Nel 1948 fondò la Federazione Pro Infanzia Mutilata, che l’anno seguente fu riconosciuta ufficialmente dal Presidente della Repubblica. Alcide De Gasperi lo nominò consulente della Presidenza del Consiglio per le politiche a favore dei bambini mutilati. In pochi anni aprì collegi in tutta Italia: Parma, Pessano con Bornago, Torino, Inverigo, Roma, Salerno, Pozzolatico. In queste strutture, don Carlo propose un modello innovativo: non solo accoglienza e assistenza, ma anche riabilitazione medica, istruzione e formazione professionale, in un’epoca in cui la medicina riabilitativa era ancora agli albori.

La sua opera ricevette l’appoggio delle istituzioni più alte: fu ricevuto da Pio XII e incontrò i presidenti Einaudi e Gronchi. Riuscì a coinvolgere anche il mondo dello spettacolo e dello sport in campagne straordinarie: nel 1948 un piccolo aereo soprannominato “l’Angelo dei bimbi” volò fino in Argentina per raccogliere fondi, e nel 1949 una spedizione scout arrivò fino a Capo Nord in moto per sostenere l’opera.

Nel 1951 la Federazione lasciò il posto alla nuova Fondazione Pro Juventute, alla quale furono trasferiti tutti i beni e le attività. Il sogno più ambizioso di don Carlo si concretizzò nel 1955 con la posa della prima pietra di un grande centro riabilitativo a Milano, vicino allo stadio di San Siro, alla presenza del Presidente Gronchi.

Ma don Gnocchi, ormai gravemente malato, non riuscì a vedere completata l’opera. Morì il 28 febbraio 1956 alla clinica Columbus, a causa di un tumore. Ai funerali, celebrati in Duomo dall’Arcivescovo Giovanni Battista Montini parteciparono oltre centomila persone. Quattro alpini portarono la bara, altri sollevarono sulle spalle i piccoli mutilatini in lacrime. La città intera era in lutto, e molti sussurravano: “È morto un Santo”.

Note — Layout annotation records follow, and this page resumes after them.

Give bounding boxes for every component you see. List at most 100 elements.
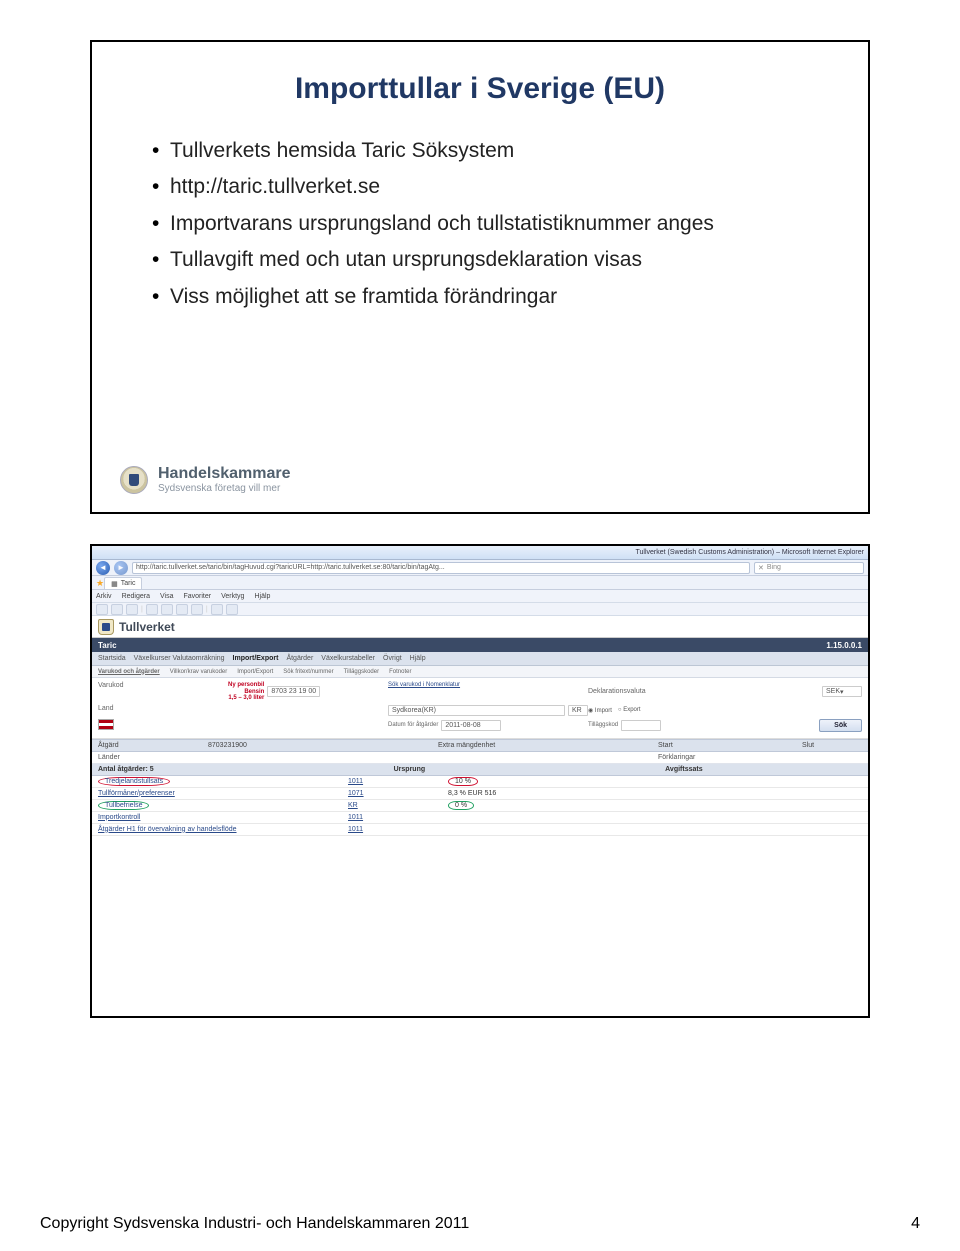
bullet-list: Tullverkets hemsida Taric Söksystem http…: [152, 136, 828, 312]
window-title: Tullverket (Swedish Customs Administrati…: [636, 549, 865, 556]
land-code-input[interactable]: KR: [568, 705, 588, 716]
subtab[interactable]: Tilläggskoder: [344, 669, 379, 675]
land-input[interactable]: Sydkorea(KR): [388, 705, 565, 716]
varukod-value: 8703 23 19 00: [271, 688, 316, 695]
site-header: Tullverket: [92, 616, 868, 638]
note-line: Bensin: [228, 689, 264, 696]
taric-tab[interactable]: Växelkurser Valutaomräkning: [134, 655, 225, 662]
subtab[interactable]: Fotnoter: [389, 669, 411, 675]
tool-icon[interactable]: [111, 604, 123, 615]
datum-input[interactable]: 2011-08-08: [441, 720, 501, 731]
toolbar: | |: [92, 603, 868, 616]
menu-item[interactable]: Arkiv: [96, 593, 112, 600]
varukod-input[interactable]: 8703 23 19 00: [267, 686, 320, 697]
deklv-select[interactable]: SEK ▾: [822, 686, 862, 697]
result-row: Tullbefrielse KR 0 %: [92, 800, 868, 812]
subtab[interactable]: Villkor/krav varukoder: [170, 669, 228, 675]
logo-tagline: Sydsvenska företag vill mer: [158, 483, 291, 494]
tool-icon[interactable]: [176, 604, 188, 615]
varukod-link[interactable]: Sök varukod i Nomenklatur: [388, 682, 588, 702]
results-rows: Tredjelandstullsats 1011 10 % Tullförmån…: [92, 776, 868, 836]
bullet-text: Importvarans ursprungsland och tullstati…: [170, 212, 714, 235]
row-name[interactable]: Tullförmåner/preferenser: [98, 790, 348, 797]
col-header: Slut: [802, 742, 862, 749]
taric-tab[interactable]: Växelkurstabeller: [321, 655, 375, 662]
logo-text: Handelskammare Sydsvenska företag vill m…: [158, 465, 291, 494]
row-code[interactable]: KR: [348, 802, 448, 809]
subtab-active[interactable]: Varukod och åtgärder: [98, 669, 160, 675]
row-name[interactable]: Importkontroll: [98, 814, 348, 821]
search-placeholder: Bing: [767, 564, 781, 571]
deklv-label: Deklarationsvaluta: [588, 688, 646, 695]
col-header: Åtgärd: [98, 742, 208, 749]
varukod-label: Varukod: [98, 682, 228, 702]
taric-tab[interactable]: Övrigt: [383, 655, 402, 662]
copyright-text: Copyright Sydsvenska Industri- och Hande…: [40, 1215, 469, 1233]
taric-tab[interactable]: Hjälp: [410, 655, 426, 662]
row-code[interactable]: 1071: [348, 790, 448, 797]
note-line: Ny personbil: [228, 682, 264, 689]
address-input[interactable]: http://taric.tullverket.se/taric/bin/tag…: [132, 562, 750, 574]
results-header: Åtgärd 8703231900 Extra mängdenhet Start…: [92, 739, 868, 752]
search-form: Varukod Ny personbil Bensin 1,5 – 3,0 li…: [92, 678, 868, 739]
tool-icon[interactable]: [211, 604, 223, 615]
subtab[interactable]: Import/Export: [237, 669, 273, 675]
crest-icon: [120, 466, 148, 494]
row-value: 0 %: [448, 801, 474, 810]
site-brand: Tullverket: [119, 620, 175, 634]
row-name[interactable]: Tullbefrielse: [98, 801, 149, 810]
tool-icon[interactable]: [226, 604, 238, 615]
subtab[interactable]: Sök fritext/nummer: [283, 669, 333, 675]
tool-icon[interactable]: [146, 604, 158, 615]
result-row: Importkontroll 1011: [92, 812, 868, 824]
back-button[interactable]: ◄: [96, 561, 110, 575]
taric-tab[interactable]: Startsida: [98, 655, 126, 662]
bullet-item: Tullverkets hemsida Taric Söksystem: [152, 136, 828, 166]
tool-icon[interactable]: [96, 604, 108, 615]
bullet-item: Importvarans ursprungsland och tullstati…: [152, 209, 828, 239]
bullet-item: http://taric.tullverket.se: [152, 172, 828, 202]
menu-item[interactable]: Visa: [160, 593, 174, 600]
sub-label: Förklaringar: [658, 754, 802, 761]
menu-item[interactable]: Hjälp: [254, 593, 270, 600]
forward-button[interactable]: ►: [114, 561, 128, 575]
tool-icon[interactable]: [191, 604, 203, 615]
row-code[interactable]: 1011: [348, 826, 448, 833]
menu-item[interactable]: Favoriter: [183, 593, 211, 600]
page-number: 4: [911, 1215, 920, 1233]
browser-search-input[interactable]: ✕ Bing: [754, 562, 864, 574]
row-name[interactable]: Tredjelandstullsats: [98, 777, 170, 786]
slide-2: Tullverket (Swedish Customs Administrati…: [90, 544, 870, 1018]
shield-icon: [98, 619, 114, 635]
search-button[interactable]: Sök: [819, 719, 862, 732]
row-value: 10 %: [448, 777, 478, 786]
row-code[interactable]: 1011: [348, 814, 448, 821]
bullet-item: Viss möjlighet att se framtida förändrin…: [152, 282, 828, 312]
bullet-item: Tullavgift med och utan ursprungsdeklara…: [152, 245, 828, 275]
taric-subtabs: Varukod och åtgärder Villkor/krav varuko…: [92, 666, 868, 678]
export-radio[interactable]: ○ Export: [618, 707, 641, 713]
taric-tab[interactable]: Åtgärder: [286, 655, 313, 662]
slide-title: Importtullar i Sverige (EU): [132, 72, 828, 106]
varukod-note: Ny personbil Bensin 1,5 – 3,0 liter: [228, 682, 264, 702]
taric-tab-active[interactable]: Import/Export: [233, 655, 279, 662]
search-icon: ✕: [758, 564, 764, 572]
row-code[interactable]: 1011: [348, 778, 448, 785]
row-name[interactable]: Åtgärder H1 för övervakning av handelsfl…: [98, 826, 348, 833]
browser-tab[interactable]: ▦ Taric: [104, 577, 142, 589]
row-value: 8,3 % EUR 516: [448, 790, 528, 797]
import-radio[interactable]: ◉ Import: [588, 707, 612, 714]
deklv-value: SEK: [826, 688, 840, 695]
taric-topbar: Taric 1.15.0.0.1: [92, 638, 868, 652]
menu-item[interactable]: Verktyg: [221, 593, 244, 600]
star-icon[interactable]: ★: [96, 578, 104, 588]
flag-icon: [98, 719, 114, 730]
datum-label: Datum för åtgärder: [388, 722, 438, 728]
tool-icon[interactable]: [126, 604, 138, 615]
taric-tabs: Startsida Växelkurser Valutaomräkning Im…: [92, 652, 868, 666]
menu-item[interactable]: Redigera: [122, 593, 150, 600]
result-row: Åtgärder H1 för övervakning av handelsfl…: [92, 824, 868, 836]
tillagg-input[interactable]: [621, 720, 661, 731]
tool-icon[interactable]: [161, 604, 173, 615]
col-header: Extra mängdenhet: [438, 742, 658, 749]
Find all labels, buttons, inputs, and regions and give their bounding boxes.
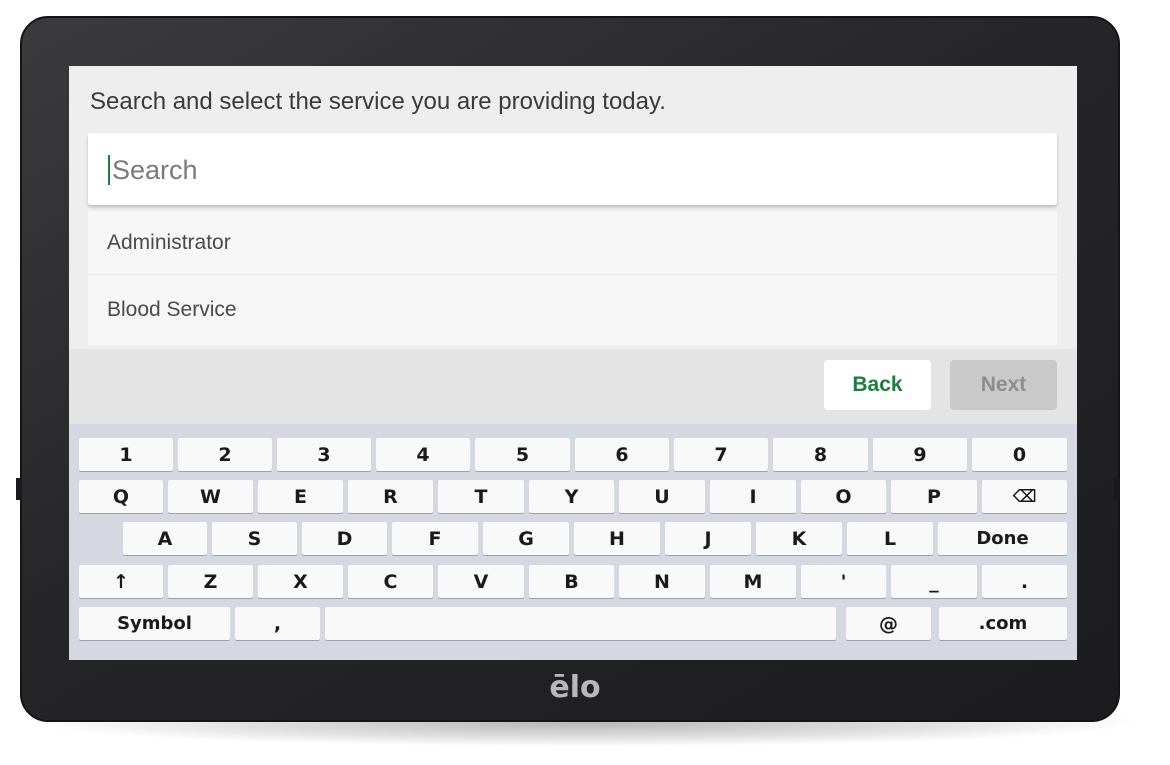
key-0[interactable]: 0 (972, 438, 1067, 471)
list-item-blood-service[interactable]: Blood Service (88, 275, 1057, 345)
period-key[interactable]: . (982, 565, 1067, 598)
elo-logo: ēlo (549, 670, 601, 705)
key-7[interactable]: 7 (674, 438, 768, 471)
key-o[interactable]: O (801, 480, 886, 513)
key-j[interactable]: J (665, 522, 751, 555)
key-k[interactable]: K (756, 522, 842, 555)
key-2[interactable]: 2 (178, 438, 272, 471)
dotcom-key[interactable]: .com (939, 607, 1067, 640)
instruction-text: Search and select the service you are pr… (90, 88, 666, 115)
key-w[interactable]: W (168, 480, 253, 513)
done-key[interactable]: Done (938, 522, 1067, 555)
key-s[interactable]: S (212, 522, 297, 555)
key-u[interactable]: U (619, 480, 705, 513)
key-4[interactable]: 4 (376, 438, 470, 471)
key-e[interactable]: E (258, 480, 343, 513)
left-side-button (16, 478, 22, 500)
key-3[interactable]: 3 (277, 438, 371, 471)
backspace-key[interactable]: ⌫ (982, 480, 1067, 513)
key-g[interactable]: G (483, 522, 569, 555)
search-box[interactable] (88, 133, 1057, 205)
key-l[interactable]: L (847, 522, 933, 555)
search-input[interactable] (110, 147, 1034, 193)
key-q[interactable]: Q (79, 480, 163, 513)
on-screen-keyboard: 1 2 3 4 5 6 7 8 9 0 Q W E R T Y U I O P ⌫ A S D F G H J K L Done ↑ Z X C V B… (69, 424, 1077, 660)
key-t[interactable]: T (438, 480, 524, 513)
key-f[interactable]: F (392, 522, 478, 555)
action-bar: Back Next (69, 349, 1077, 424)
right-side-button (1114, 478, 1120, 500)
back-button[interactable]: Back (824, 360, 931, 410)
next-button[interactable]: Next (950, 360, 1057, 410)
shift-key[interactable]: ↑ (79, 565, 163, 598)
key-p[interactable]: P (891, 480, 977, 513)
key-c[interactable]: C (348, 565, 433, 598)
key-n[interactable]: N (619, 565, 705, 598)
service-list: Administrator Blood Service (88, 211, 1057, 345)
key-z[interactable]: Z (168, 565, 253, 598)
key-i[interactable]: I (710, 480, 796, 513)
key-5[interactable]: 5 (475, 438, 570, 471)
key-v[interactable]: V (438, 565, 524, 598)
kiosk-screen: Search and select the service you are pr… (69, 66, 1077, 660)
space-key[interactable] (325, 607, 836, 640)
key-8[interactable]: 8 (773, 438, 868, 471)
key-x[interactable]: X (258, 565, 343, 598)
apostrophe-key[interactable]: ' (801, 565, 886, 598)
key-r[interactable]: R (348, 480, 433, 513)
key-6[interactable]: 6 (575, 438, 669, 471)
list-item-administrator[interactable]: Administrator (88, 211, 1057, 275)
key-a[interactable]: A (123, 522, 207, 555)
key-9[interactable]: 9 (873, 438, 967, 471)
key-d[interactable]: D (302, 522, 387, 555)
key-y[interactable]: Y (529, 480, 614, 513)
symbol-key[interactable]: Symbol (79, 607, 230, 640)
at-key[interactable]: @ (846, 607, 931, 640)
key-m[interactable]: M (710, 565, 796, 598)
underscore-key[interactable]: _ (891, 565, 977, 598)
key-1[interactable]: 1 (79, 438, 173, 471)
key-h[interactable]: H (574, 522, 660, 555)
key-b[interactable]: B (529, 565, 614, 598)
comma-key[interactable]: , (235, 607, 320, 640)
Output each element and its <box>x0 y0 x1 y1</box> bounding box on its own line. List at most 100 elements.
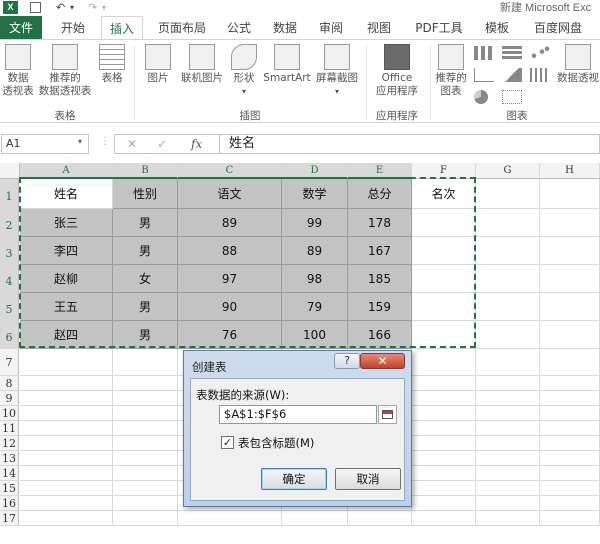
cell-g7[interactable] <box>476 349 540 376</box>
row-header-4[interactable]: 4 <box>0 265 19 293</box>
row-header-14[interactable]: 14 <box>0 466 19 481</box>
cell-f11[interactable] <box>412 421 476 436</box>
cell-d6[interactable]: 100 <box>282 321 348 349</box>
cell-f13[interactable] <box>412 451 476 466</box>
smartart-button[interactable]: SmartArt <box>262 44 312 85</box>
cell-c6[interactable]: 76 <box>178 321 282 349</box>
cell-h14[interactable] <box>540 466 600 481</box>
cell-b15[interactable] <box>113 481 178 496</box>
cell-a11[interactable] <box>20 421 113 436</box>
cell-b4[interactable]: 女 <box>113 265 178 293</box>
cell-e4[interactable]: 185 <box>348 265 412 293</box>
cell-h2[interactable] <box>540 209 600 237</box>
cell-a5[interactable]: 王五 <box>20 293 113 321</box>
cell-b12[interactable] <box>113 436 178 451</box>
column-header-c[interactable]: C <box>178 163 282 179</box>
range-input[interactable]: $A$1:$F$6 <box>219 405 377 424</box>
online-picture-button[interactable]: 联机图片 <box>178 44 226 85</box>
cell-b13[interactable] <box>113 451 178 466</box>
row-header-11[interactable]: 11 <box>0 421 19 436</box>
cell-e17[interactable] <box>348 511 412 526</box>
cell-f16[interactable] <box>412 496 476 511</box>
ok-button[interactable]: 确定 <box>261 468 327 490</box>
cell-g3[interactable] <box>476 237 540 265</box>
cell-a9[interactable] <box>20 391 113 406</box>
cell-b16[interactable] <box>113 496 178 511</box>
cell-h16[interactable] <box>540 496 600 511</box>
collapse-dialog-button[interactable] <box>378 405 397 424</box>
row-header-16[interactable]: 16 <box>0 496 19 511</box>
undo-icon[interactable]: ↶ <box>56 0 65 16</box>
column-header-h[interactable]: H <box>540 163 600 179</box>
cancel-entry-icon[interactable]: ✕ <box>127 137 137 151</box>
bar-chart-icon[interactable] <box>502 46 522 60</box>
cell-d1[interactable]: 数学 <box>282 179 348 209</box>
select-all-corner[interactable] <box>0 163 20 179</box>
cell-h13[interactable] <box>540 451 600 466</box>
cell-a14[interactable] <box>20 466 113 481</box>
cell-g17[interactable] <box>476 511 540 526</box>
cell-h8[interactable] <box>540 376 600 391</box>
cell-a3[interactable]: 李四 <box>20 237 113 265</box>
name-box[interactable]: A1 <box>1 134 89 154</box>
cell-b3[interactable]: 男 <box>113 237 178 265</box>
column-header-e[interactable]: E <box>348 163 412 179</box>
cell-d2[interactable]: 99 <box>282 209 348 237</box>
cell-f6[interactable] <box>412 321 476 349</box>
row-header-1[interactable]: 1 <box>0 179 19 209</box>
tab-home[interactable]: 开始 <box>50 16 96 40</box>
cell-a1[interactable]: 姓名 <box>20 179 113 209</box>
combo-chart-icon[interactable] <box>502 90 522 104</box>
cell-b14[interactable] <box>113 466 178 481</box>
close-button[interactable]: ✕ <box>360 353 405 369</box>
tab-page-layout[interactable]: 页面布局 <box>150 16 214 40</box>
cell-a17[interactable] <box>20 511 113 526</box>
insert-function-icon[interactable]: fx <box>191 137 202 151</box>
formula-input[interactable]: 姓名 <box>219 134 600 154</box>
cell-g15[interactable] <box>476 481 540 496</box>
cell-b1[interactable]: 性别 <box>113 179 178 209</box>
picture-button[interactable]: 图片 <box>140 44 176 85</box>
tab-baidu-pan[interactable]: 百度网盘 <box>524 16 592 40</box>
headers-checkbox[interactable]: ✓ <box>221 436 234 449</box>
area-chart-icon[interactable] <box>502 68 522 82</box>
column-header-d[interactable]: D <box>282 163 348 179</box>
recommended-pivot-button[interactable]: 推荐的 数据透视表 <box>36 44 94 98</box>
cell-a6[interactable]: 赵四 <box>20 321 113 349</box>
cancel-button[interactable]: 取消 <box>335 468 401 490</box>
cell-a10[interactable] <box>20 406 113 421</box>
cell-f8[interactable] <box>412 376 476 391</box>
screenshot-button[interactable]: 屏幕截图 ▾ <box>312 44 362 98</box>
cell-e1[interactable]: 总分 <box>348 179 412 209</box>
cell-e2[interactable]: 178 <box>348 209 412 237</box>
cell-b6[interactable]: 男 <box>113 321 178 349</box>
cell-f1[interactable]: 名次 <box>412 179 476 209</box>
cell-b2[interactable]: 男 <box>113 209 178 237</box>
column-header-g[interactable]: G <box>476 163 540 179</box>
recommended-charts-button[interactable]: 推荐的 图表 <box>432 44 470 98</box>
confirm-entry-icon[interactable]: ✓ <box>157 137 167 151</box>
pie-chart-icon[interactable] <box>474 90 488 104</box>
tab-formulas[interactable]: 公式 <box>220 16 258 40</box>
cell-h3[interactable] <box>540 237 600 265</box>
row-header-9[interactable]: 9 <box>0 391 19 406</box>
pivot-chart-button[interactable]: 数据透视 <box>556 44 600 85</box>
column-header-f[interactable]: F <box>412 163 476 179</box>
cell-f9[interactable] <box>412 391 476 406</box>
tab-review[interactable]: 审阅 <box>312 16 350 40</box>
cell-b5[interactable]: 男 <box>113 293 178 321</box>
cell-f10[interactable] <box>412 406 476 421</box>
cell-f14[interactable] <box>412 466 476 481</box>
row-header-2[interactable]: 2 <box>0 209 19 237</box>
cell-h11[interactable] <box>540 421 600 436</box>
cell-d17[interactable] <box>282 511 348 526</box>
cell-h15[interactable] <box>540 481 600 496</box>
cell-a7[interactable] <box>20 349 113 376</box>
redo-icon[interactable]: ↷ <box>88 0 97 16</box>
row-header-5[interactable]: 5 <box>0 293 19 321</box>
cell-c4[interactable]: 97 <box>178 265 282 293</box>
cell-a8[interactable] <box>20 376 113 391</box>
cell-h7[interactable] <box>540 349 600 376</box>
column-header-a[interactable]: A <box>20 163 113 179</box>
cell-g16[interactable] <box>476 496 540 511</box>
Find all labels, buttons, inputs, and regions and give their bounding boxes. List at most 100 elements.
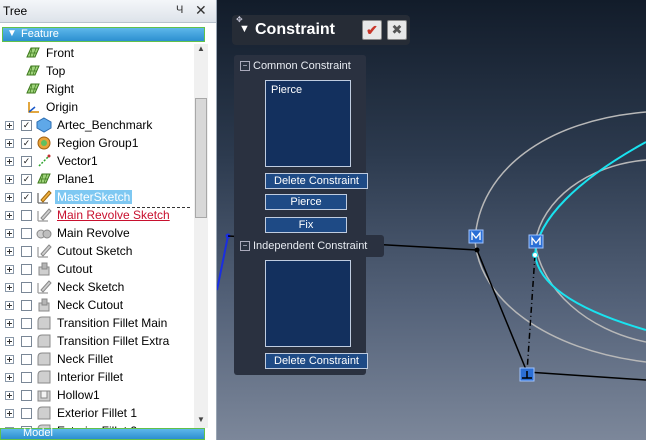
plane-icon — [36, 171, 52, 187]
common-constraint-header[interactable]: − Common Constraint — [234, 55, 366, 77]
close-icon[interactable]: ✕ — [195, 2, 207, 19]
visibility-checkbox[interactable] — [21, 246, 32, 257]
tree-item[interactable]: Neck Fillet — [0, 350, 194, 368]
feature-tree-panel: Tree Ч ✕ ▼ Feature Front Top Right Origin ✓ A… — [0, 0, 217, 440]
model-section-header[interactable]: Model — [0, 427, 205, 440]
scroll-thumb[interactable] — [195, 98, 207, 218]
expand-icon[interactable] — [5, 409, 14, 418]
delete-constraint-button[interactable]: Delete Constraint — [265, 353, 368, 369]
tree-item[interactable]: Neck Cutout — [0, 296, 194, 314]
fix-constraint-icon[interactable] — [519, 367, 535, 382]
common-constraint-list[interactable]: Pierce — [265, 80, 351, 167]
tree-item[interactable]: Front — [5, 44, 199, 62]
expand-icon[interactable] — [5, 337, 14, 346]
visibility-checkbox[interactable] — [21, 300, 32, 311]
inner-outline-curve-lower — [534, 242, 646, 343]
plane-icon — [25, 63, 41, 79]
independent-constraint-title: Independent Constraint — [253, 240, 368, 252]
expand-icon[interactable] — [5, 355, 14, 364]
tree-item[interactable]: Main Revolve Sketch — [0, 206, 194, 224]
visibility-checkbox[interactable] — [21, 336, 32, 347]
visibility-checkbox[interactable] — [21, 228, 32, 239]
collapse-toggle-icon[interactable]: − — [240, 241, 250, 251]
expand-icon[interactable] — [5, 157, 14, 166]
expand-icon[interactable] — [5, 265, 14, 274]
pin-icon[interactable]: Ч — [176, 4, 183, 16]
list-item[interactable]: Pierce — [271, 84, 302, 96]
tree-item-label: Exterior Fillet 1 — [57, 406, 138, 420]
scroll-down-icon[interactable]: ▼ — [194, 415, 208, 428]
expand-icon[interactable] — [5, 229, 14, 238]
independent-constraint-list[interactable] — [265, 260, 351, 347]
tree-scrollbar[interactable]: ▲ ▼ — [194, 44, 208, 428]
scroll-up-icon[interactable]: ▲ — [194, 44, 208, 57]
tree-item[interactable]: Cutout — [0, 260, 194, 278]
tree-item[interactable]: Transition Fillet Main — [0, 314, 194, 332]
tree-item[interactable]: Exterior Fillet 1 — [0, 404, 194, 422]
visibility-checkbox[interactable] — [21, 372, 32, 383]
tree-item-label: Top — [46, 64, 66, 78]
fix-button[interactable]: Fix — [265, 217, 347, 233]
expand-icon[interactable] — [5, 175, 14, 184]
visibility-checkbox[interactable]: ✓ — [21, 174, 32, 185]
visibility-checkbox[interactable]: ✓ — [21, 120, 32, 131]
outer-outline-curve — [474, 111, 646, 241]
tree-item[interactable]: Main Revolve — [0, 224, 194, 242]
visibility-checkbox[interactable]: ✓ — [21, 156, 32, 167]
tree-item[interactable]: ✓ Region Group1 — [0, 134, 194, 152]
pierce-constraint-icon[interactable] — [528, 234, 544, 249]
cyan-revolve-curve — [534, 141, 646, 256]
collapse-toggle-icon[interactable]: − — [240, 61, 250, 71]
tree-item[interactable]: Cutout Sketch — [0, 242, 194, 260]
tree-item[interactable]: Origin — [5, 98, 199, 116]
constraint-panel-title: Constraint — [255, 21, 335, 38]
tree-item[interactable]: Hollow1 — [0, 386, 194, 404]
collapse-arrow-icon[interactable]: ▼ — [239, 23, 250, 35]
tree-item[interactable]: Neck Sketch — [0, 278, 194, 296]
visibility-checkbox[interactable] — [21, 318, 32, 329]
expand-icon[interactable] — [5, 319, 14, 328]
ok-button[interactable]: ✔ — [362, 20, 382, 40]
expand-icon[interactable] — [5, 391, 14, 400]
feature-section-header[interactable]: ▼ Feature — [2, 27, 205, 42]
visibility-checkbox[interactable] — [21, 210, 32, 221]
tree-item-label: Main Revolve Sketch — [57, 208, 170, 222]
tree-item[interactable]: Right — [5, 80, 199, 98]
pierce-constraint-icon[interactable] — [468, 229, 484, 244]
tree-item[interactable]: Transition Fillet Extra — [0, 332, 194, 350]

Il suo ultimo gesto fu di una potenza profetica: lasciò scritto di voler donare le sue cornee a due giovani ciechi, Silvio Colagrande e Amabile Battistello, quando ancora in Italia non esisteva una normativa sui trapianti. L’intervento, eseguito con successo dal professor Galeazzi, fece scalpore e spinse sia il mondo politico che quello ecclesiastico ad affrontare la questione. Papa Pio XII, nella domenica successiva alla morte di don Carlo, lodò pubblicamente il gesto durante l’Angelus.

Fu beatificato il 25 ottobre 2009. Le sue spoglie mortali riposano nella chiesa a lui dedicata a Milano.